廃車届

 そうかあの日、僕は燃えるゴミを隣町のスーパーの駐車場に設置されているステーションに捨てるために車を走らせようとしていたのだ。
 ところが数百メートル走ったところでエンジンが止まりかけ、辛うじて空き地に入れた。2回目だから慣れたものですぐにレッカー車を手配してボルボ岡山まで運んでもらった。
 それから結局何の音沙汰もなく、しびれを切らせて今日廃車届に必要な書類と印鑑をもって会社に行った。懐かしい僕の車が駐車場に止めてあったが、まだ7年目だから結構綺麗で、出来ればあと4年乗りたかった。結局原因を突き止められないまま3か月が過ぎたが、車検も会社が受けていて、ひょっとしたら格安中古車で売り出すことも考えられる。車検が通ったのだから公道を走れるはずだから。ただ僕はもう無理だ。2回走行中にエンジンが止まりかけるような経験をしたら怖くて乗れない。もし岡山駅近くの交通量が多いところであの状態に陥ったら、パニくってしまうだろう。その恐怖感から携帯電話を買ったくらいなのだから。一生持つつもりもなかったのに。
 妻の軽四自動車を借りて荷物を取りに行ったのだが、車に置き去りにしていたものは正に夏真っ盛りの小物ばかりだった。3か月のタイムスリップだ。段ボールを集めてひとくくりにしたものが二つ、新聞紙の束、キンチョール 蜂用のスプレー、麦わら帽子、草刈の時に石が顔面に飛んでくるのを防ぐ顔用のプロテクター、ブルーシートが2枚。それからベトナム人を連れていくときの必需品。嘔吐したときのビニール袋、乗り物酔い、鎮痛剤、眠気覚ましのアンプル、急な体調の悪化のために起死回生の牛黄、疲れに滅茶苦茶効くアンプル、アンメルツ。

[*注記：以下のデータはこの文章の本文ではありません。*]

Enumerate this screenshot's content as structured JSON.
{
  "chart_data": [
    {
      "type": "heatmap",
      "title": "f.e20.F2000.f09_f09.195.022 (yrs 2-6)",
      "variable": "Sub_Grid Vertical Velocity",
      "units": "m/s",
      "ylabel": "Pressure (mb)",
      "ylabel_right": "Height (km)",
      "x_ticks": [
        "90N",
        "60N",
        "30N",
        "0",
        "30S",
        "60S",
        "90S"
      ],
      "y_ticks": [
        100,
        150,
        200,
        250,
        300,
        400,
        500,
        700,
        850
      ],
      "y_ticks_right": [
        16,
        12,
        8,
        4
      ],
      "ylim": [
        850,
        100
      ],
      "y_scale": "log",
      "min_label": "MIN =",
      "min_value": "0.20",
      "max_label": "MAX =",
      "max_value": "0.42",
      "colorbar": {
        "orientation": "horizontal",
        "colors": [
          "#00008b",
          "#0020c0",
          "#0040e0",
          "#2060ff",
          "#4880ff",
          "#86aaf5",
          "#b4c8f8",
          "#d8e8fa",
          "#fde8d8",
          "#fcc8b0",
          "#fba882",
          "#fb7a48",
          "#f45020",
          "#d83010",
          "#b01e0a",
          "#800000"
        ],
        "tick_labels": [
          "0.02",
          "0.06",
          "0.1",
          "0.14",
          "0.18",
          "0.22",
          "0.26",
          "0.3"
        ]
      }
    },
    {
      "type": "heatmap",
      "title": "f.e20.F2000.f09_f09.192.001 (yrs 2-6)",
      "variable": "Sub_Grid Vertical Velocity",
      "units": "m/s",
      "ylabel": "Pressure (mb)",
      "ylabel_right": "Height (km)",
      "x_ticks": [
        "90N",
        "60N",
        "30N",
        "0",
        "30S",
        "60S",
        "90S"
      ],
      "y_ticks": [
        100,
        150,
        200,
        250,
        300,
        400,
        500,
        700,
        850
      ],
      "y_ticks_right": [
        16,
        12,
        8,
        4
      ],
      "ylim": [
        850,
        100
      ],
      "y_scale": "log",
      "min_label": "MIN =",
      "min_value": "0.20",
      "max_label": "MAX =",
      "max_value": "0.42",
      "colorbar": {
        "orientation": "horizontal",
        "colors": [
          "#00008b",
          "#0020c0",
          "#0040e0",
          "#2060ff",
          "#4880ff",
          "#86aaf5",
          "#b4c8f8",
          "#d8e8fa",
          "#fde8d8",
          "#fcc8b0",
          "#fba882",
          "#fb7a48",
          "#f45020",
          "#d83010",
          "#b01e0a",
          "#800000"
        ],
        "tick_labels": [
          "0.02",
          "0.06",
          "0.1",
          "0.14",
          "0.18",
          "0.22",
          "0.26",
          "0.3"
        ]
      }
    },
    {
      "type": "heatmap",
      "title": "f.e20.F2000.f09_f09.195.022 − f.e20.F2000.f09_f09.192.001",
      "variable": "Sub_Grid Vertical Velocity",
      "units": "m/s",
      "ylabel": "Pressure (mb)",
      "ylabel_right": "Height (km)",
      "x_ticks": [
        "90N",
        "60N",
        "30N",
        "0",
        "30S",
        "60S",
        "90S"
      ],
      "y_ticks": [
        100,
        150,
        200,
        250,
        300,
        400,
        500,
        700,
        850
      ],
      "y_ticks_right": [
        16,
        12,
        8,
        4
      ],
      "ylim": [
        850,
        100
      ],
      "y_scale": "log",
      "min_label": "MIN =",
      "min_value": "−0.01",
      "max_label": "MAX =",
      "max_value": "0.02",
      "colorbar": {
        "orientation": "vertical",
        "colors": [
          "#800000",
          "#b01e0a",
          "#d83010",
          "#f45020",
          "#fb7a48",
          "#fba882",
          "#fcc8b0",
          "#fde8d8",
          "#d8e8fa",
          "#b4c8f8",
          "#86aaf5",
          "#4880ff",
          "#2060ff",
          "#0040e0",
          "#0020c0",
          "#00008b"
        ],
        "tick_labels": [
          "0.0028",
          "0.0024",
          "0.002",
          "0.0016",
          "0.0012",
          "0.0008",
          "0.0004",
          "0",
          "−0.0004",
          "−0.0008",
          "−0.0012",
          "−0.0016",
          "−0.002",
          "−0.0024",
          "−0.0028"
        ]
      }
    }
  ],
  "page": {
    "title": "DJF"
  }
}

 僕は、車には安全性以外、何も求めていないから、ゴミ屋敷ならぬごみ車だ。僕がほとんど未練を示さなかったから、整備士が安心したのか、終始ため口だった。受付の女性やセールスマンが洗練され過ぎているのとは対照的だった。原因を見つけられずに御免なさいくらい、笑いながらでも言えばいいと思ったが、おそらくもう訪れることもない会社だからか、それを聞くこともなかったことに不快感はなかった。死なない車から、殺さない車にシフトすべき年齢でもあるので。